Il debutto degli Arctic Monkeys: il rock britannico incontra la club culture
Con un uso pionieristico dei social e un entusiasmo mediatico travolgente, nel 2006 gli Arctic Monkeys scuotono l’indie mescolando post-punk e clubbing
Servirsi alla migliore tradizione rock britannica, dal garage rock al post-punk revival, per raccontare le notti folli tra pub e discoteche dei ventenni di inizio anni 2000: questa è la formula che ha reso un classico il debutto degli Arctic Monkeys, WHATEVER PEOPLE SAY I AM, THAT’S WHAT I’M NOT, uscito il 23 gennaio 2006
In un panorama indie rock, allora percepito come stantio, gli Arctic Monkeys si imposero con una vivacità musicale diversa. Pionieri nell’uso dei social per diffondere la loro musica, sfruttarono una strategia di promozione inedita che attirò un'attenzione senza precedenti, amplificata da una stampa pronta a celebrare ogni loro mossa con toni sensazionalistici.

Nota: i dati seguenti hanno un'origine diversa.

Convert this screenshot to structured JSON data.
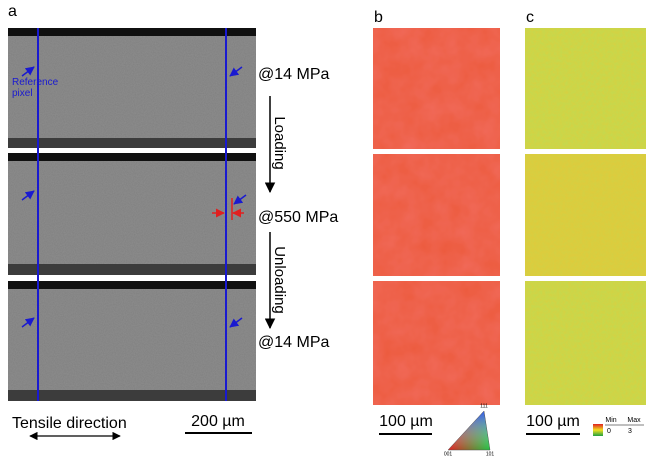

Un panorama musicale in cerca di freschezza
Nei primi anni 2000, la scena musicale britannica attraversava una fase di transizione. Il Britpop, che aveva dominato il decennio precedente, si era esaurito, lasciando spazio a un panorama indie-alternative percepito come stagnante, ancorato ai Libertines di Pete Doherty o a band che emulavano il sound dei The Strokes. In questo contesto, gli Arctic Monkeys emersero come una novità assoluta, pronti a soddisfare l'insofferenza di un pubblico in cerca di qualcosa di fresco e sfacciatamente rock. Il segreto del loro successo iniziale risiedeva in una strategia di distribuzione musicale unica per l’epoca: durante i concerti, la band regalava demo su CD ai fan, i quali, entusiasti, caricavano quei brani sui primi social media, come MySpace. Questo passaparola digitale spontaneo trasformò rapidamente gli Arctic Monkeys in una sensazione virale, ben prima che il termine "virale" diventasse di uso comune. La stampa britannica, mai avara di iperboli, contribuì ad alimentare l’hype. Riviste e giornalisti descrivevano la band come la più grande promessa del decennio, evocando un entusiasmo che non si vedeva dai primi live degli Oasis negli anni ’90.
Debutto clamoroso
Quando WHATEVER PEOPLE SAY I AM, THAT’S WHAT I’M NOT uscì, nel gennaio 2006, fu accolto con un clamore senza precedenti, raggiungendo rapidamente lo status di culto e conquistando il titolo di "quinto album britannico più bello di tutti i tempi" in meno di una settimana. L’enorme aspettativa che circondava l’uscita del disco trova una giustificazione evidente nella formula musicale che gli Arctic Monkeys hanno saputo perfezionare. Il loro sound mescolava sapientemente il meglio della tradizione rock britannica, mantenendo una freschezza capace di catturare l’attenzione di una nuova generazione di ascoltatori. Musicalmente, il disco si colloca tra garage rock e post-punk revival, ma con una capacità unica di coniugare l’arroganza tipica del rock con il piglio ruffiano del pop di altissima qualità. Nelle sue dodici tracce si respira l' energia nervosa dei Kinks, l' arroganza delle chitarre dei Sex Pistols, l’eleganza degli Smiths e l’attitudine fiera degli Stone Roses. Soprattutto, non mancano richiami a quelle melodie epiche che hanno reso tanti brani degli Oasis, inni.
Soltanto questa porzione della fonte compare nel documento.